Les arrestations ont eu lieu entre le 4 et le 7 juillet, alors que des appels à des manifestations non autorisées circulaient dans le pays. Ces rassemblements devaient notamment porter sur des revendications liées aux réformes démocratiques, à la justice pour les victimes des violences électorales de l’année dernière et à la libération de l’opposant Tundu Lissu, poursuivi pour trahison.
Une surveillance renforcée des réseaux sociaux
Selon les autorités, les services de sécurité avaient intensifié leur surveillance des activités en ligne afin d’identifier les personnes soupçonnées de préparer ces manifestations. La police accuse les individus arrêtés d’avoir participé à des réunions clandestines et diffusé des messages appelant à des actions criminelles.
« À la suite de cette surveillance, 130 suspects ont été arrêtés dans différentes régions du pays. Ils planifiaient, participaient à des réunions clandestines, préparaient et diffusaient des informations incitant à des actes criminels », a déclaré David Misime.
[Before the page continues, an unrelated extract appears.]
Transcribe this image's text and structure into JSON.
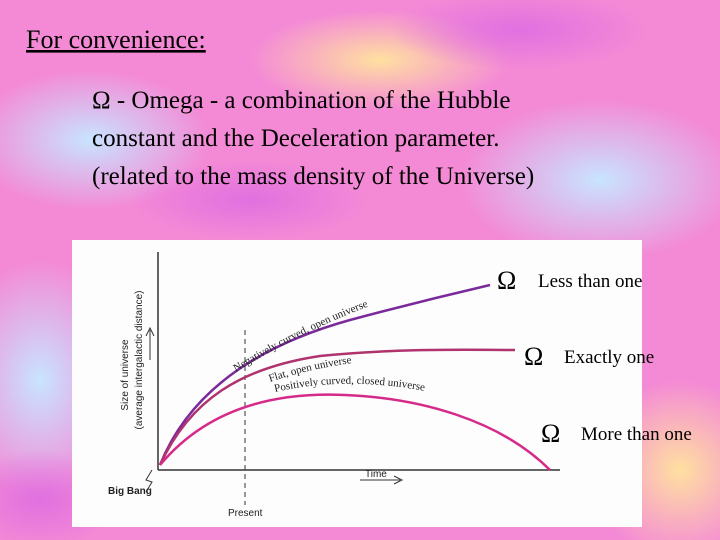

Les forces de l’ordre évoquent notamment des projets de diffusion de messages provocateurs sur les réseaux sociaux, d’attaques contre des infrastructures publiques, de destructions de biens ainsi que d’agressions visant des membres des services de sécurité et des responsables politiques.
Des tensions persistantes autour de l’opposition
Ces arrestations interviennent dans un climat politique tendu en Tanzanie, où les autorités sont régulièrement critiquées par des organisations de défense des droits humains concernant la gestion des manifestations et la liberté d’expression.
La police rejette ces accusations et assure que les opérations menées visent uniquement à prévenir des actes de violence. Elle indique par ailleurs que les enquêtes se poursuivent afin d’identifier d’autres personnes susceptibles d’être impliquées dans l’organisation de ces actions présumées.